LA MUERTA ENAMORADA- Autor Théophile Gautier
2007 Divulgación cultural

III

Vestía un traje de terciopelo nacarado, de cuyas anchas mangas de armiño emergían unas manos aristocráticas, incomparablemente delicadas. Sus dedos largos y torneados eran de una transparencia tan perfecta que dejaban pasar la luz como la de la aurora se filtra en el horizonte nocturno.

Tengo esos detalles tan presentes como hubieran sucedido ayer, y aunque estaba intensamente confundido nada escapó a mis ojos; ni siquiera el más pequeño detalle: el lunar en la barbilla, el apenas perceptible vello en las comisuras de los labios, el terciopelo de su frente, la sombra trémula de las pestañas sobre las mejillas, captaba el más ligero detalle con una sorprendente claridad.

A medida que la observaba, sentía abrirse en mí puertas de las que hasta entonces no sospechaba ni siquiera su existencia, y la vida se me revelaba bajo una luz asaz diversa. Era como si naciera a una nueva existencia, a otro orden de ideas. Una aterradora ansiedad me oprimía el corazón, y cada minuto que pasaba me parecía al mismo tiempo un segundo y un siglo. La ceremonia, sea como fuere, proseguía, y me transportaba siempre más lejos de aquel mundo, cuya entrada asediaban furiosamente mis deseos recién nacidos. No obstante, en el momento fatal dije "sí". Hubiera querido decir "no", todo en mí se rebelaba y protestaba contra la violencia que mi lengua le estaba haciendo a mi alma: una fuerza oculta me arrancaba las palabras de la garganta, a pesar mío. Algo igual debe acontecerle a las muchas doncellas que van al altar con la firme resolución de rechazar al obligado esposo impuesto a la fuerza: llegado el momento, ninguna realiza su propósito. Algo igual debe acontecerle a todas las pobres novicias que terminan tomando el velo, aun cuando estuvieran muy decididas a desgarrarlo en pedazos en el momento de los votos. No se osa hacer estallar escándalo semejante en presencia de todos, ni decepcionar la expectativa de tantas excelentes personas. Se adivina, tejida y concentrada en vuestra respuesta, toda la voluntad de cada uno de los presentes: sus miradas fijas oprimen como una losa de plomo. Y además cada cosa se halla tan perfectamente preparada, todo se halla tan bien dispuesto por anticipado, y parece tan evidentemente irrevocable, que cualquier reacción personal sucumbe bajo aquel peso enorme y no puede sino ceder definitivamente.

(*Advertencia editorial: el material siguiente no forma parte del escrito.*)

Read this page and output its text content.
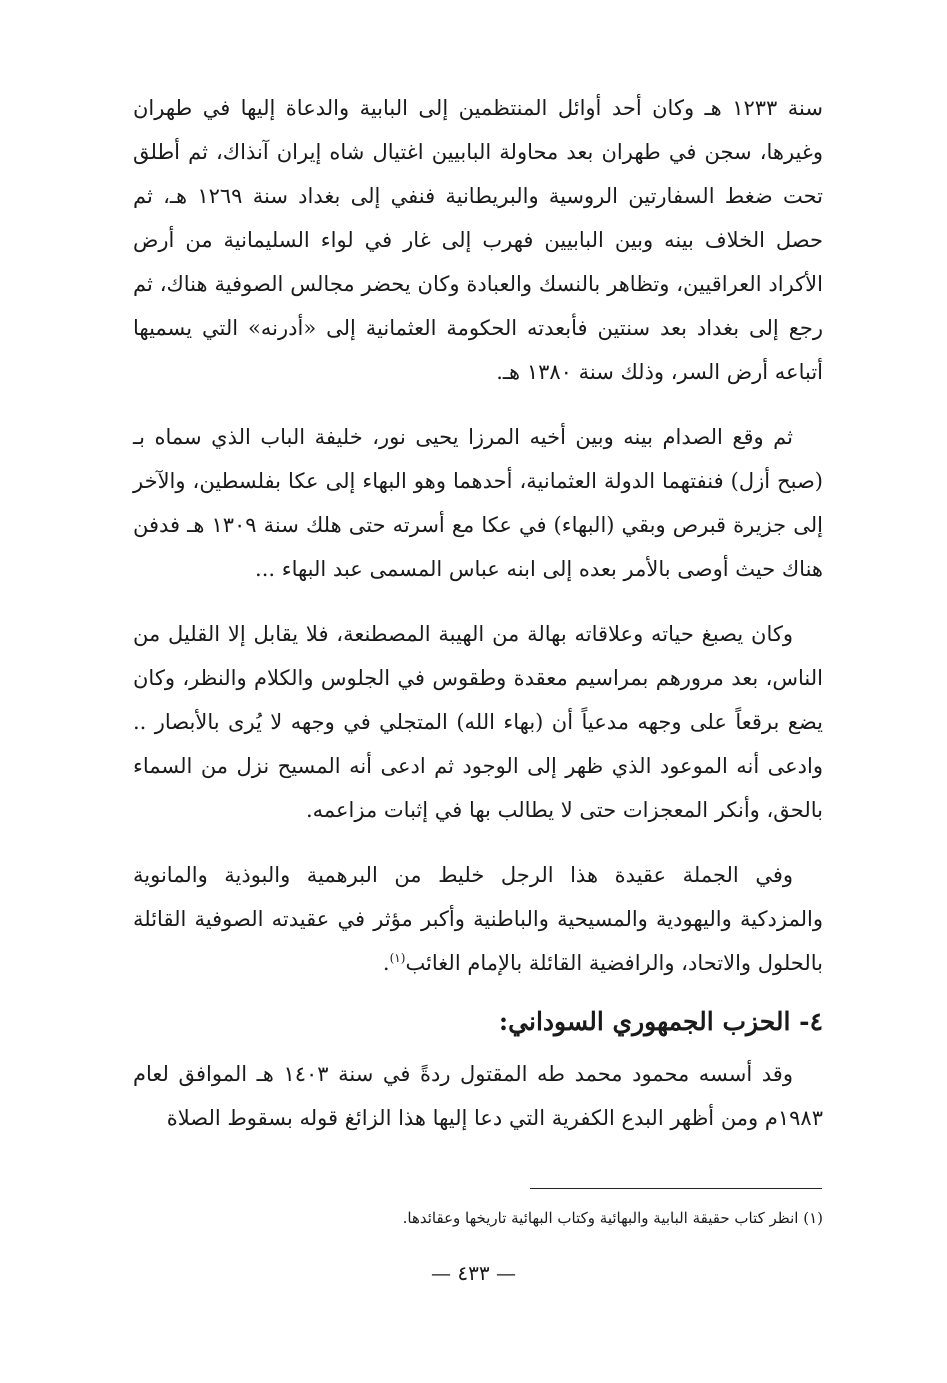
سنة ١٢٣٣ هـ وكان أحد أوائل المنتظمين إلى البابية والدعاة إليها في طهران وغيرها، سجن في طهران بعد محاولة البابيين اغتيال شاه إيران آنذاك، ثم أطلق تحت ضغط السفارتين الروسية والبريطانية فنفي إلى بغداد سنة ١٢٦٩ هـ، ثم حصل الخلاف بينه وبين البابيين فهرب إلى غار في لواء السليمانية من أرض الأكراد العراقيين، وتظاهر بالنسك والعبادة وكان يحضر مجالس الصوفية هناك، ثم رجع إلى بغداد بعد سنتين فأبعدته الحكومة العثمانية إلى «أدرنه» التي يسميها أتباعه أرض السر، وذلك سنة ١٣٨٠ هـ.
ثم وقع الصدام بينه وبين أخيه المرزا يحيى نور، خليفة الباب الذي سماه بـ (صبح أزل) فنفتهما الدولة العثمانية، أحدهما وهو البهاء إلى عكا بفلسطين، والآخر إلى جزيرة قبرص وبقي (البهاء) في عكا مع أسرته حتى هلك سنة ١٣٠٩ هـ فدفن هناك حيث أوصى بالأمر بعده إلى ابنه عباس المسمى عبد البهاء ...
وكان يصبغ حياته وعلاقاته بهالة من الهيبة المصطنعة، فلا يقابل إلا القليل من الناس، بعد مرورهم بمراسيم معقدة وطقوس في الجلوس والكلام والنظر، وكان يضع برقعاً على وجهه مدعياً أن (بهاء الله) المتجلي في وجهه لا يُرى بالأبصار .. وادعى أنه الموعود الذي ظهر إلى الوجود ثم ادعى أنه المسيح نزل من السماء بالحق، وأنكر المعجزات حتى لا يطالب بها في إثبات مزاعمه.
وفي الجملة عقيدة هذا الرجل خليط من البرهمية والبوذية والمانوية والمزدكية واليهودية والمسيحية والباطنية وأكبر مؤثر في عقيدته الصوفية القائلة بالحلول والاتحاد، والرافضية القائلة بالإمام الغائب$^{(١)}$.
٤- الحزب الجمهوري السوداني:
وقد أسسه محمود محمد طه المقتول ردةً في سنة ١٤٠٣ هـ الموافق لعام ١٩٨٣م ومن أظهر البدع الكفرية التي دعا إليها هذا الزائغ قوله بسقوط الصلاة
(١) انظر كتاب حقيقة البابية والبهائية وكتاب البهائية تاريخها وعقائدها.
— ٤٣٣ —
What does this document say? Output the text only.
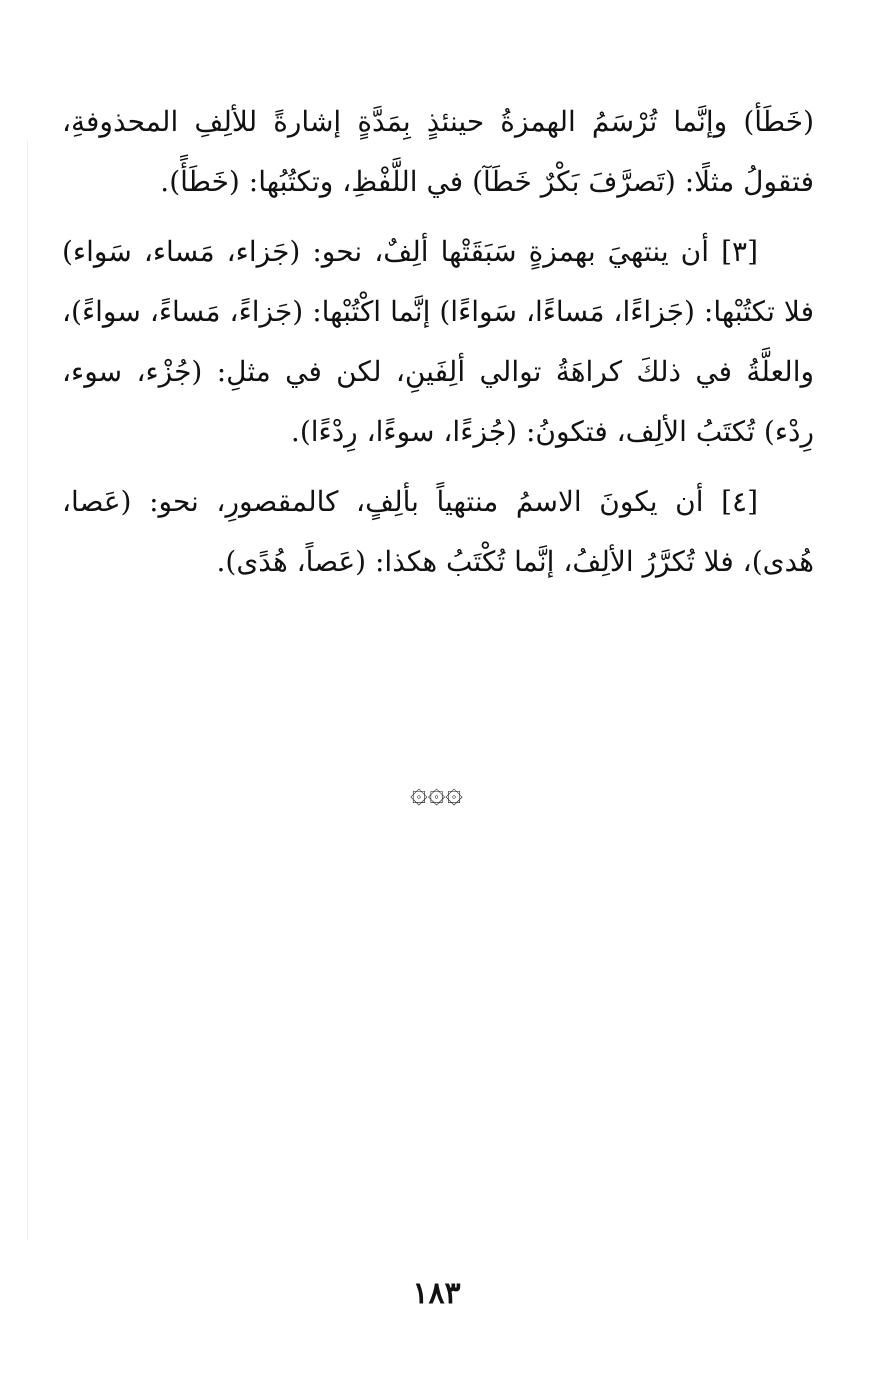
(خَطَأ) وإنَّما تُرْسَمُ الهمزةُ حينئذٍ بِمَدَّةٍ إشارةً للألِفِ المحذوفةِ، فتقولُ مثلًا: (تَصرَّفَ بَكْرٌ خَطَآ) في اللَّفْظِ، وتكتُبُها: (خَطَأً).

[٣] أن ينتهيَ بهمزةٍ سَبَقَتْها ألِفٌ، نحو: (جَزاء، مَساء، سَواء) فلا تكتُبْها: (جَزاءًا، مَساءًا، سَواءًا) إنَّما اكْتُبْها: (جَزاءً، مَساءً، سواءً)، والعلَّةُ في ذلكَ كراهَةُ توالي ألِفَينِ، لكن في مثلِ: (جُزْء، سوء، رِدْء) تُكتَبُ الألِف، فتكونُ: (جُزءًا، سوءًا، رِدْءًا).

[٤] أن يكونَ الاسمُ منتهياً بألِفٍ، كالمقصورِ، نحو: (عَصا، هُدى)، فلا تُكرَّرُ الألِفُ، إنَّما تُكْتَبُ هكذا: (عَصاً، هُدًى).

۞۞۞
١٨٣
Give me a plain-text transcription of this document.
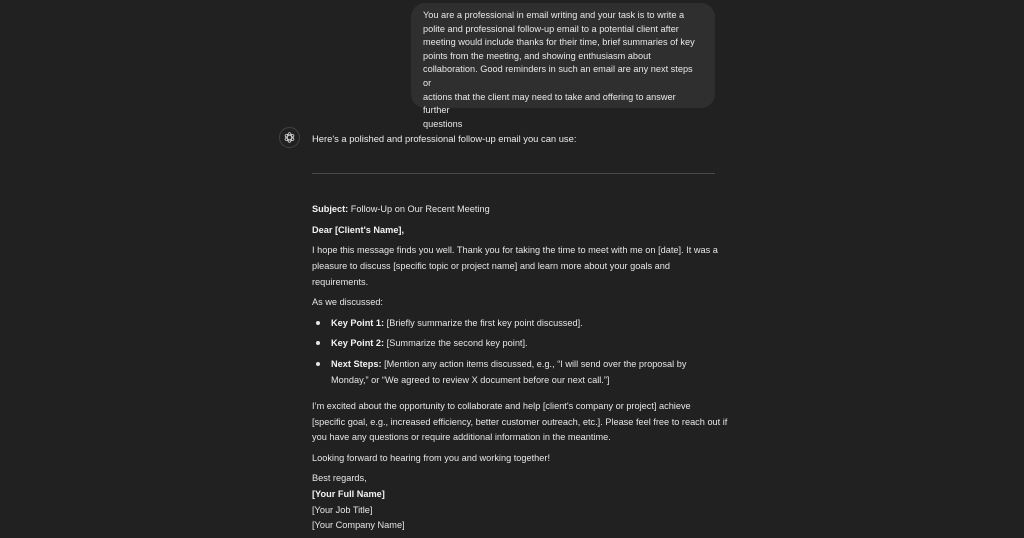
You are a professional in email writing and your task is to write a
polite and professional follow-up email to a potential client after
meeting would include thanks for their time, brief summaries of key
points from the meeting, and showing enthusiasm about
collaboration. Good reminders in such an email are any next steps or
actions that the client may need to take and offering to answer further
questions
Here's a polished and professional follow-up email you can use:
Subject: Follow-Up on Our Recent Meeting
Dear [Client's Name],
I hope this message finds you well. Thank you for taking the time to meet with me on [date]. It was a
pleasure to discuss [specific topic or project name] and learn more about your goals and
requirements.
As we discussed:
Key Point 1: [Briefly summarize the first key point discussed].
Key Point 2: [Summarize the second key point].
Next Steps: [Mention any action items discussed, e.g., “I will send over the proposal by
Monday,” or “We agreed to review X document before our next call.”]
I’m excited about the opportunity to collaborate and help [client's company or project] achieve
[specific goal, e.g., increased efficiency, better customer outreach, etc.]. Please feel free to reach out if
you have any questions or require additional information in the meantime.
Looking forward to hearing from you and working together!
Best regards,
[Your Full Name]
[Your Job Title]
[Your Company Name]
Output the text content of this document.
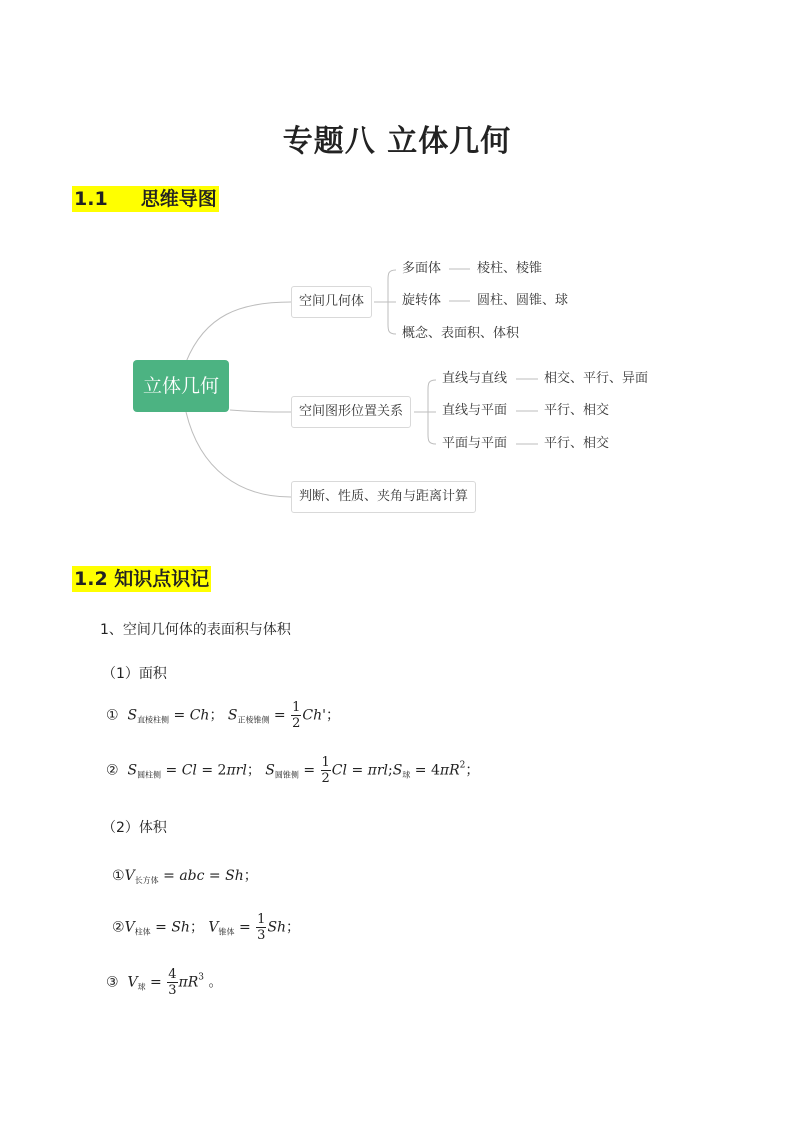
专题八 立体几何
1.1     思维导图
立体几何
空间几何体
多面体	棱柱、棱锥
旋转体	圆柱、圆锥、球
概念、表面积、体积
空间图形位置关系
直线与直线	相交、平行、异面
直线与平面	平行、相交
平面与平面	平行、相交
判断、性质、夹角与距离计算
1.2 知识点识记
1、空间几何体的表面积与体积
（1）面积
① $S_{直棱柱侧} = Ch$； $S_{正棱锥侧} = \frac{1}{2} Ch'$；
② $S_{圆柱侧} = Cl = 2\pi rl$； $S_{圆锥侧} = \frac{1}{2}$ $Cl = \pi rl;S_球 = 4\pi R^2$；
（2）体积
$①V_{长方体}$ = abc = Sh；
$②V_{柱体} = Sh$； $V_{锥体} = \frac{1}{3}$ Sh；
③ $V_球 = \frac{4}{3} \pi R^3$ 。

La mirada de la bella desconocida mudaba gradualmente de expresión, a medida que la ceremonia continuaba. Al principio tierna y acariciadora, se teñía más y más de una suerte de desdén y desaprobación, como expresando descontento por no haber sido escuchada.

Hice un esfuerzo, que en sí hubiera sido suficiente para mover una montaña, tratando de expresar en un grito mi voluntad de no hacerme sacerdote. Pero nada logré; mi lengua estaba pegada al paladar, y me fue imposible traducir mi intención con el más insignificante gesto negativo. Me encontraba, aunque despierto, en una suerte de pesadilla, donde se intenta gritar una palabra de la que nuestra vida entera depende, si conseguir el resultado apetecido..

Ella pareció sensible al martirio que yo estaba sufriendo y, como si quisiera alentarme, me lanzó una mirada llena de divinas promesas. Sus ojos eran un poema, de los que cada mirada constituía una canción.